I wanted to start something new. I wanted to post some new tracks I have been working on for my new solo album and also working on for a long time collaborator and friend’s new album (both coming soon) and talk about the ideas, inspiration, and production techniques behind making them.
Drnem79 – 79 BPMs. This track was inspired by one of my all time favorite music producers of all time and his many classic collaborations with one of my all time favorite musicians of all time. This is the legendary Dr. Dre and his work with the shady one, Eminem. “What’s the Difference” from Dr. Dre’s second solo album Dr. Dre 2001, first came to mind when composing this particular track, based on it’s epic, large scale, orchestrated sound and how complimentary it was for Eminem’s crazy delivery and lyrics. If I recall, Dre actually recruited a small symphony to play on the track. For this one, I started with a simple string section and built from there. Obviously I don’t have the means to introduce an actual symphony on my track, but I wanted this song to have the same feel of a symphony playing. The best way to try to achieve this on a small scale, was to include many of the components or instruments you would expect to hear with a symphony and using the reverb and effect techniques to create a large open feel or create a good amount of head space in the recording with EQing and mixing techniques.
After the strings, I wanted to add a lead instrument during the middle of the verse sections so I decided to add brass as well as a piano lead. One thing I noticed with Dr Dre’s hip hop production specifically and generally, high level music production is that the song builds layers of instruments as you go along, almost like a crescendo effect to build a climax within the song. This is a departure from most hip hop production which is a lot of times, just simple samples or drum and bass loops played repetitiously and they then rely on the vocalist and or simple instrument or sample drop outs to create the variety and climactic action.
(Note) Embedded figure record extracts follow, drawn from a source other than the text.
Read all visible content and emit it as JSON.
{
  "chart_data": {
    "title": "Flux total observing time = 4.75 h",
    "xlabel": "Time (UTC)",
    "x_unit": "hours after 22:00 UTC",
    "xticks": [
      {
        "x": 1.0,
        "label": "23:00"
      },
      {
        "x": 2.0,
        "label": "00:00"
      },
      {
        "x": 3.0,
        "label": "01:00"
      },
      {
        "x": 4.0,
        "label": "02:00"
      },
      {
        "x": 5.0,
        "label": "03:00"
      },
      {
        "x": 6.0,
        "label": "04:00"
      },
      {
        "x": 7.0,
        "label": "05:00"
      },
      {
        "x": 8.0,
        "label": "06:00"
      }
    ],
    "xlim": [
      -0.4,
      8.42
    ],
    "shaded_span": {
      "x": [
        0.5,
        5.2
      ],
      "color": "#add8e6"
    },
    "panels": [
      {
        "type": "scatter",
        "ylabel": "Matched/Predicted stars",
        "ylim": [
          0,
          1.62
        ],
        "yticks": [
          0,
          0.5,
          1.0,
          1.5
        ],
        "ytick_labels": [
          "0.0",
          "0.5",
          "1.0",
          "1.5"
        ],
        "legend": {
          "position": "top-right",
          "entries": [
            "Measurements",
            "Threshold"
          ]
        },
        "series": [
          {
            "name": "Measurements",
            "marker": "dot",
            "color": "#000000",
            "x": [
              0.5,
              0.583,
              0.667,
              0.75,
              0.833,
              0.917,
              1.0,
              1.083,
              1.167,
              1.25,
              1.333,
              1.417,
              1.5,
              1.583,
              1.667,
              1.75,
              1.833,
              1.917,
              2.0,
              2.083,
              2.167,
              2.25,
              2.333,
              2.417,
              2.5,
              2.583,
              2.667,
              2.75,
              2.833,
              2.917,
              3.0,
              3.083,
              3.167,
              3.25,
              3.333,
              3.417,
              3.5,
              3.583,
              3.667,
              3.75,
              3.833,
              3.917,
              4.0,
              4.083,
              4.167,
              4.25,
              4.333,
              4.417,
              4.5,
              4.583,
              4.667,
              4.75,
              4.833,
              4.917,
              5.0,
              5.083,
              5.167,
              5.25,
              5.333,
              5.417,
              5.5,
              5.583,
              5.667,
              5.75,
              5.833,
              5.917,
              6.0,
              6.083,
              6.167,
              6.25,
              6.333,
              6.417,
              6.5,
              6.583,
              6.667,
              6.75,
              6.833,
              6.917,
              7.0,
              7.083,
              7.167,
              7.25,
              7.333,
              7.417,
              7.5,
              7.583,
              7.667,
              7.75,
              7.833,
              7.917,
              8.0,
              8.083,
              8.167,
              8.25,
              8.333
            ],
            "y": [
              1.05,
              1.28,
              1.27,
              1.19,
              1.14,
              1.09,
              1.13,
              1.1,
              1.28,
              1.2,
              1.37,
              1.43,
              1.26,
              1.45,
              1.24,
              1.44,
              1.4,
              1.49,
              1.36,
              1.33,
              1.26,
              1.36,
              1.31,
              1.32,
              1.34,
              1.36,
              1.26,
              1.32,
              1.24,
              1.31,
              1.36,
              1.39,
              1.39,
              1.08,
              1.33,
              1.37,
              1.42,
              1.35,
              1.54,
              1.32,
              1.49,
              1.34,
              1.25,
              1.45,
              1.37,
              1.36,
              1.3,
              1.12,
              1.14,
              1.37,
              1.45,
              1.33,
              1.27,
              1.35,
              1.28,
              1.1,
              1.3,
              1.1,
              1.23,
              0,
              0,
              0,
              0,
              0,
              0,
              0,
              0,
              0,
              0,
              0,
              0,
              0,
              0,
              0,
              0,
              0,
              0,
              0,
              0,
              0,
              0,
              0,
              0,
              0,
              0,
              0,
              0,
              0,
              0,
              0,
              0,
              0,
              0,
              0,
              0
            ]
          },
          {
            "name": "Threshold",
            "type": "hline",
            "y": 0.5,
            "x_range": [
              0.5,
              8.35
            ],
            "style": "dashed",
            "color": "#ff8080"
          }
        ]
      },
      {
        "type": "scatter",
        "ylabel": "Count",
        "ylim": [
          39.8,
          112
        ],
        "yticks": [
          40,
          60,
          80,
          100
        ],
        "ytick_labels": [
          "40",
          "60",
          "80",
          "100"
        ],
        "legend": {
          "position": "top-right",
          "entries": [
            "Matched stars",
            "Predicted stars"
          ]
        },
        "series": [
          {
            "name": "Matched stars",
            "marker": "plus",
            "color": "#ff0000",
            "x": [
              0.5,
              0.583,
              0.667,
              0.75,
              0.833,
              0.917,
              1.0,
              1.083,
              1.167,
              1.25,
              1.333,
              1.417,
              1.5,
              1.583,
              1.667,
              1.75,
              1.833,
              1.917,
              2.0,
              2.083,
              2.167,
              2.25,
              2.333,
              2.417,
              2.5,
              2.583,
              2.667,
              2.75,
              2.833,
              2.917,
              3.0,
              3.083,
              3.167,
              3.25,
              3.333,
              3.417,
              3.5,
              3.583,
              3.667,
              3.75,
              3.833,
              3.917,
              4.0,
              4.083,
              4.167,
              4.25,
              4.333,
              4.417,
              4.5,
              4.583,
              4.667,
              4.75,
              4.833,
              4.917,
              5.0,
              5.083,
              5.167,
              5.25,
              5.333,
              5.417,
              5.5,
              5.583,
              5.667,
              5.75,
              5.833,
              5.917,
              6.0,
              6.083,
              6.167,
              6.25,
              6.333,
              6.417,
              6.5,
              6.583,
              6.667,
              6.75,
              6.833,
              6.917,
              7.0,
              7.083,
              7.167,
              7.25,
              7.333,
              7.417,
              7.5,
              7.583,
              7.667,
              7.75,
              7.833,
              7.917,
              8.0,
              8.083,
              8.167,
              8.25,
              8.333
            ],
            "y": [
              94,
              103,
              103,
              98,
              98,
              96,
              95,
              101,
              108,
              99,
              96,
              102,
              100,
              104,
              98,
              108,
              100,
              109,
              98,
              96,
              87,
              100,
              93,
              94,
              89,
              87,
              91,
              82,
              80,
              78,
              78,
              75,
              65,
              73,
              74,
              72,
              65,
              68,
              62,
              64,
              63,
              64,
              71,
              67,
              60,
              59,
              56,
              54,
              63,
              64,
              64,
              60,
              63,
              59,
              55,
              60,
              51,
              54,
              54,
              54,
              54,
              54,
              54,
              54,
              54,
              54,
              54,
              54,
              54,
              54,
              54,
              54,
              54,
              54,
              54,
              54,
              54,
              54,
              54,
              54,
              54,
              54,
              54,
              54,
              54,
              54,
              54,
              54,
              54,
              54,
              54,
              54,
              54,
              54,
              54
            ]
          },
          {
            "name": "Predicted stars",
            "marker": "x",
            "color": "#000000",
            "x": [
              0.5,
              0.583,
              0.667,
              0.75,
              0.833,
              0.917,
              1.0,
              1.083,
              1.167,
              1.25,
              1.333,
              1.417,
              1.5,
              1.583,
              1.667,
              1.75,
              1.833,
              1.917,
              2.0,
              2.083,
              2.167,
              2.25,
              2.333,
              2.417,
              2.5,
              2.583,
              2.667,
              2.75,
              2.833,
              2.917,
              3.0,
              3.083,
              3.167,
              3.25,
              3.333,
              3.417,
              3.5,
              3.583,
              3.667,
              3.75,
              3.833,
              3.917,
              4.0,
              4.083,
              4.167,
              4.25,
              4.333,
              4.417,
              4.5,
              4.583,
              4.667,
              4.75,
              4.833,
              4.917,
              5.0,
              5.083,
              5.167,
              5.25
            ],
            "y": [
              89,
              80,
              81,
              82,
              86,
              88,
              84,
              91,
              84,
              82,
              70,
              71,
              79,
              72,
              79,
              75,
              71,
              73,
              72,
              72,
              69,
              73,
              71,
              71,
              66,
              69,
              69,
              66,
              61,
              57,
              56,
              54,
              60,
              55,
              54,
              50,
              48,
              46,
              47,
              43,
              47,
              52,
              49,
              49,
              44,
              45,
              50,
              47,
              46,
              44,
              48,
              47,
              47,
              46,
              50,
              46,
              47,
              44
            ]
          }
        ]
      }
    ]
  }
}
The introduction of the lead brass and piano were placed midway through each of the 3, 16 bar verse sections, in order to build a climax within the lyricist’s verses. Taking it further, I also used instrument drop outs and other mixing techniques to further build on the climactic effect and add to the variety with each verse section. One thing I always found appealing with better composed songs of any music genre, for example, “Good Vibrations” by The Beach Boys and “Thriller” by Michael Jackson, is that you have things to look forward to as far as musical changes and climaxes within the same song and you are not just subjected to a secondary instrument backing that relies solely on the vocalist to create these dynamics. When both the music composition and the vocalist can contribute to this dynamic and do it synergistically, you have a stronger song as a whole. Achieving this musical philosophy is a bit different and somewhat challenging in terms of my individual recording process and the typical electronic/hip hop work flow. This is because my own recording process consists of creating and producing the instrumental track nearly 100 percent before the vocals are created and recorded. Aside from this being my own approach it is also very common both in today’s electronic based music production and hip hop as a genre since the actual tracks are mostly composed entirely electronically and in a lot of cases the producer is the composer. Also it is common that the tracks are given to and often remotely, to the artist to record vocals over as opposed to the producer and composer actually working in the studio, hand and hand, with the vocalists before and during the vocal recording process. That said, for this track I had ideas of how the verse and knew where and when I wanted the verses delivered and composed the music around these ideas.
After deciding on all the instruments for the verse sections, for the chorus sections, I introduced a sustained electronic piano note and 16th note hihats, along with different effects and EQing on the other instruments in order to differentiate this chorus section from the verse sections and allow for the verses to reach a crescendo up to and into the chorus sections. This technique is used by Dr Dre constantly and in the track “The Difference” that inspired this one, the chorus section introduced a rather infectious, whining lead synthesizer in this same way.
Lastly, I imported this track into Pro Tools to put the final touches and mixing on it, before it becomes a finished track, and ready for the vocals to be laid. Although most of my levels, panning, and general EQing are mostly decided by the time it leaves my Akai MPC system, the Pro Tools phase is for further EQ tweaking, panning, and level setting and additional effects. Also during this Pro Tools stage of my recording process, I have some outboard effects I can and often introduce which further enhance the track. From here, there will be more overall levels and efffects added after vocals are recorded but for the most part this is all decided after this phase of the recording process.
Aside from the technical aspects of this track, artistically, I wanted this track to be near the beginning of an album and be an epic, anthem track that announces the artists return to the game. I left the overalls structure as a 3, 16 bar verses, with pronounced chorus sections which will make this an attention grabber on an album. The sparse instrumentation and mixing with a lot of head space and clean EQing, are made for consise and articulate lyrics, with simple intelligible deliveries, and meant to play loud and often. The highs are mixed very clean and the lows do not drown out the other instruments. The drums are crisp and stand out in the mix which will compliment clear, simple delivered vocals all done at a good, head nodding tempo.